# Interesting Point of View (Modern Classical vs Classical)



## LordBlackudder (Nov 13, 2010)

Found in my inbox this morning. What do you guys make of it?


----------



## EdwardBast (Nov 25, 2013)

Lame drivel, especially his alleged "definition" of classical music. Not worth the trouble to go further.


----------



## Pugg (Aug 8, 2014)

> Found in my inbox this morning. What do you guys make of it?


This discussion will go on forever and ever and ever


----------



## Sloe (May 9, 2014)

I thought the modern example would be something more crazy sounding but it was some video game music.


----------



## Guest (Feb 14, 2017)

Sloe said:


> I thought the modern example would be something more crazy sounding but it was some video game music.

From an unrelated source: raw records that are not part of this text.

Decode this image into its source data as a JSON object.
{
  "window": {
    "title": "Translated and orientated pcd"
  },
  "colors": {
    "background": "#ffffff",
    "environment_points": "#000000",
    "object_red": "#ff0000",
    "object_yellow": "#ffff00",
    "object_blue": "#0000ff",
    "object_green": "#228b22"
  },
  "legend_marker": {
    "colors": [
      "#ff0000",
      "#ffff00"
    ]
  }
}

There was no way the OP would have posted it otherwise, if you think about it.


----------



## millionrainbows (Jun 23, 2012)

Actually, the second piece sounded like the theme to "The Young and the Restless."

It had hints of sentimentality, Fur Elise did not. The difference is subtle, but it is there.

Argument #2 rebuttal: "Film music" is music made & edited to fit as an accompaniment. The intent and utility is the difference, even if it is not obvious.

Music "by itself," i.e., as not an accompaniment to dramatic action or a social function, did not appear until the nineteenth century, in the concert hall.

Argument #3: If the questioner could not hear this difference in the two cited examples, then I shall not proceed.

Argument #6: Ultimately, music idea and substance must be the criterion.

Argument #7: Complexity is a factor, viewed in light of the fact that repetition is typical of popular music.


----------